Professor trace mode (full per-request pipeline trace to stderr):
```bash
TRACE=1 python3 tests/benchmark_comparison.py
```
What this adds:
- PRE-ENCRYPT (batch shape + request UUID)
- POST-ENCRYPT (ciphertext byte size)
- GRPC-SEND / GRPC-RECV timestamps and request-id echo
- timing table with 5 TimingBreakdown fields
- POST-DECRYPT raw score + fraud probability (slot 0)
- end-of-run aggregate trace summary (means/std, rotation share, >3000us count, min/max round-trip)
Output channels:
- Trace logs: stderr
- Existing JSON summary and gates: stdout
### 5) Run the End-to-End Encrypted Inference Demo
```bash
source .venv/bin/activate
python scripts/demo_e2e.py
```
If the script appears stuck with no output, pull latest changes and rerun; startup readiness now uses TCP port checks instead of buffered server stdout lines.
### 6) Generate Research Figures/Tables
```bash
python3 scripts/generate_research_artifacts.py
python3 scripts/generate_ablation.py
python3 scripts/generate_roc.py
```
### Accuracy Check (Professor-Ready)
This prints dataset imbalance and model quality (ROC-AUC and PR-AUC) on the current artifacts:
```bash
python3 scripts/show_accuracy_check.py
```
### 7) Where Outputs Land
- Result plots and CSV/JSON summaries: `results/`
- Benchmark JSON: `artifacts/comparison_results.json`
- Additional logs: `logs/`
### Optional: Manual Server Run (Separate Terminal)
Only needed if you want to run client calls manually against a persistent server.
Terminal A:
```bash
./build/vendor_server/vendor_server_160 artifacts/model_weights.bin 50052
```
Terminal B:
```bash
python3 scripts/generate_ablation.py
python3 scripts/demo_e2e.py
```
## Variant Strategy (200-bit vs 160-bit)
Both variants keep n=8192 and maintain 128-bit security.
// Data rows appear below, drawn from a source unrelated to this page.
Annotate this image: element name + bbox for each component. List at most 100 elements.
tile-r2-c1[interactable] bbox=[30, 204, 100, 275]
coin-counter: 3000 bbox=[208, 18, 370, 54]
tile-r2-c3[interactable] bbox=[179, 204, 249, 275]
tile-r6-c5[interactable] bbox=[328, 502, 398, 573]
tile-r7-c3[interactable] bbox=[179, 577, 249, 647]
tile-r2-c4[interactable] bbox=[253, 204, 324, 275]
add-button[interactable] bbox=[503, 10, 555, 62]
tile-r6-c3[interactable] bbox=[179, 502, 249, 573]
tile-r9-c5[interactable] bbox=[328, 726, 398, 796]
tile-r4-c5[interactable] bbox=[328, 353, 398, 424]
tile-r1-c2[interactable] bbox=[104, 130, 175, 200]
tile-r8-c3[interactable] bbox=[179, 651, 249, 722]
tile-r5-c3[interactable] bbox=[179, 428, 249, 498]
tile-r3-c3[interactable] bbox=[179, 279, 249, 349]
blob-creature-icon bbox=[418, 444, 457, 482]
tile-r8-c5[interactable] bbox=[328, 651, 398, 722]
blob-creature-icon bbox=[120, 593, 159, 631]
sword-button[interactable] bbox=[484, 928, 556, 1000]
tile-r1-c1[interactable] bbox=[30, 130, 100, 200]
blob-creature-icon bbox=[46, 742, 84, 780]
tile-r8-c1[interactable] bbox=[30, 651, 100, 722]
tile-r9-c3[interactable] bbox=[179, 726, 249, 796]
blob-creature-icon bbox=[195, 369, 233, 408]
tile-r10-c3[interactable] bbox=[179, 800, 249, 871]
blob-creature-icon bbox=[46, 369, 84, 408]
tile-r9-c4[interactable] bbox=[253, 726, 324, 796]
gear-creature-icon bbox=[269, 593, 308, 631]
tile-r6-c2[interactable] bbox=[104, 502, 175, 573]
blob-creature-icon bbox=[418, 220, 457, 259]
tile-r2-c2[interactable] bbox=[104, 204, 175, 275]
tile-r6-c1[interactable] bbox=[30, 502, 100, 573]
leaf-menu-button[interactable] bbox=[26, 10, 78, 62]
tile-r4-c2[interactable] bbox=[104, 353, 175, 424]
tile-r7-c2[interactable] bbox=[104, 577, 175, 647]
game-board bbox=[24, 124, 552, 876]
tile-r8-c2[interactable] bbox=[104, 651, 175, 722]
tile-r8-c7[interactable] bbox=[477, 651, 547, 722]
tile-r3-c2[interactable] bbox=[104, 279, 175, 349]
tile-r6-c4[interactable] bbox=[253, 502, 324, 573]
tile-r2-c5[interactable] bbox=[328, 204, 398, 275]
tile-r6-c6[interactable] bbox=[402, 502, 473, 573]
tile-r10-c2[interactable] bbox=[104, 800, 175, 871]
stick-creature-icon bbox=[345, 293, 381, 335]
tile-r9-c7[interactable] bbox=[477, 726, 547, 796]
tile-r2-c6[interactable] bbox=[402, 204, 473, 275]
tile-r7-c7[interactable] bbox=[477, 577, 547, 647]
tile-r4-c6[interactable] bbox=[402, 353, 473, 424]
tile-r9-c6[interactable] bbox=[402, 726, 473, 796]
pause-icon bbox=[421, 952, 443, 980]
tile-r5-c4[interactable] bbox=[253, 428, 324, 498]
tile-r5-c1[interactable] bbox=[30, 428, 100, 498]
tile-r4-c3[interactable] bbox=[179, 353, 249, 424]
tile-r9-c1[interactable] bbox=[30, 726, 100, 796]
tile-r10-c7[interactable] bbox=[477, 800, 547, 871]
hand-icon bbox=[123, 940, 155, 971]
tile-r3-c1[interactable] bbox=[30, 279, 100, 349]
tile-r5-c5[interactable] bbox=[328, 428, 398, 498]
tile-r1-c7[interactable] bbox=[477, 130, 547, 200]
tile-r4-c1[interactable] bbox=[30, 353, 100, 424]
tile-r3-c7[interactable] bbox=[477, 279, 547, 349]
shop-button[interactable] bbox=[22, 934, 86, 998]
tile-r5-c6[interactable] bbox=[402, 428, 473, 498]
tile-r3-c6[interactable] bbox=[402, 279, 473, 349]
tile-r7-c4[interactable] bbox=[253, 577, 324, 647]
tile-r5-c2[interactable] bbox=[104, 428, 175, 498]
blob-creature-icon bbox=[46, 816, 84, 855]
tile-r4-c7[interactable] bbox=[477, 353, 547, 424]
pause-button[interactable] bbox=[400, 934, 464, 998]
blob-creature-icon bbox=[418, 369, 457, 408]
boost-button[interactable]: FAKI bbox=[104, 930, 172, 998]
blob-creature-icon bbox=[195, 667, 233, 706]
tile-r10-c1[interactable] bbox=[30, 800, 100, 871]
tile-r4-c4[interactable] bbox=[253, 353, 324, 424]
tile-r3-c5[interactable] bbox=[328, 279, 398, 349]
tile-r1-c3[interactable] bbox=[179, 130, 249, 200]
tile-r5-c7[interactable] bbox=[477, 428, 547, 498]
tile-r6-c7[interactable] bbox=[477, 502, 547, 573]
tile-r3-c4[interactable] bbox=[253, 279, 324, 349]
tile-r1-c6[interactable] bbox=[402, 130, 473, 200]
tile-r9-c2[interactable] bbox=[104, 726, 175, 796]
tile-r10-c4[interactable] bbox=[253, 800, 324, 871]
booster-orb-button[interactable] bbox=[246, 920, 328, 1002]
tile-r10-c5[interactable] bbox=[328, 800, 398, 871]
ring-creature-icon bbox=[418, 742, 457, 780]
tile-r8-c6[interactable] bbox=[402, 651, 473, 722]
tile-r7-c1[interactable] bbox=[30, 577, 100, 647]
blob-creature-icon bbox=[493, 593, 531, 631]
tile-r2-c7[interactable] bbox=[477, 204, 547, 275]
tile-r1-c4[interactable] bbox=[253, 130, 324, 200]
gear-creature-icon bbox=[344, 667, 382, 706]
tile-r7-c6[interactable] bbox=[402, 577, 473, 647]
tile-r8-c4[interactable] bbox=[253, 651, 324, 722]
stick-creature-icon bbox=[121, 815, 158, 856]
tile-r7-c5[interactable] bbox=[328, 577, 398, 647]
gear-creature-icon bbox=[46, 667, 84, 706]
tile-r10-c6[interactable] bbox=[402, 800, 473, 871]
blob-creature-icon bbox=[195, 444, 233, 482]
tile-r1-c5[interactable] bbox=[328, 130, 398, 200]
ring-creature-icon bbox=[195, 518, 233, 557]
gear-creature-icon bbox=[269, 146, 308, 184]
The reduced 160-bit variant removes one middle prime, reducing compute cost for the implemented depth while preserving required contracts.
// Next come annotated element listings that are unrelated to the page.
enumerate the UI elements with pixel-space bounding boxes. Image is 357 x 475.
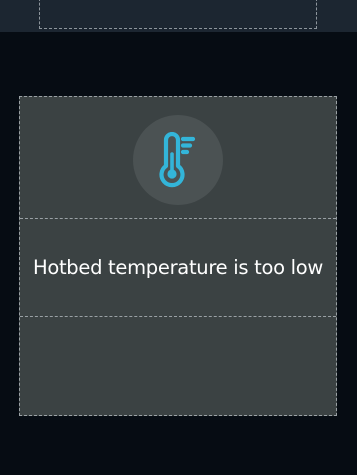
thermometer-icon [159,132,196,188]
alert-message: Hotbed temperature is too low [32,256,324,279]
top-panel-frame [39,0,317,29]
divider-bottom [20,316,336,317]
icon-badge [133,115,223,205]
top-panel [0,0,357,32]
alert-dialog: Hotbed temperature is too low [19,96,337,416]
### Fair Benchmark Results (May 28, 2026 - Corrected)
**Previous measurements were not apples-to-apples** (160-bit measured only `multiply_plain` without rotations). Fair benchmarks now measure identical full inference pipelines:
- **160-bit mean latency**: 4.80 ms (5-run average with full pipeline: encrypt + multiply + rescale + 8 Galois rotations)
- **200-bit mean latency**: 7.23 ms (5-run average with full pipeline: encrypt + multiply + rescale + 8 Galois rotations)
- **True speedup**: **1.51x** (160-bit faster, not the previously-claimed 3.92x)
- **Variance**: 160-bit ±4.7%, 200-bit ±2.1% (both highly reproducible)
**Cost breakdown** (why only 1.51x despite 25% smaller modulus):
- Galois rotations (8 parallel ops): ~62% of total latency
- multiply_plain: ~14%
- Encryption + rescale + I/O: ~24%
Rotations don't scale purely with modulus size due to hardware acceleration (AVX-2 permutation). Full analysis in [BENCHMARK_RESULTS.md](BENCHMARK_RESULTS.md).
## Current Status Snapshot
From PROJECT_STATE.md and spec update sections:
- Functional correctness: passing in current handoff state.
- Warmed steady-state latency targets: passing in measured runs.
- Remaining operational concern: cold-start behavior may require separate acceptance handling depending on deployment SLA.
## Verification and Testing
Use Python and C++ validation together:
```bash
python3 tests/verify_all.py
ctest --test-dir build --output-on-failure
```
If you need focused performance evidence generation:
```bash
python3 tests/benchmark_comparison.py
python3 scripts/generate_research_artifacts.py
python3 scripts/generate_ablation.py
python3 scripts/generate_roc.py
```
For stable benchmark comparisons across runs, prefer performance CPU governor before executing `tests/benchmark_comparison.py`.
## Artifacts and Outputs
Common generated outputs include:
- Model and feature artifacts in artifacts/
- Logs in logs/
- Comparison and benchmark JSON/CSV outputs under artifacts/ and script-defined result paths
## Source of Truth
- Implementation handoff and sprint notes: PROJECT_STATE.md
- Normative engineering spec and contracts: docs/spec.md
For any interface or contract-sensitive change (proto fields, timing breakdown semantics, CKKS parameterization), follow docs/spec.md first and treat PROJECT_STATE.md as execution history and measured status context.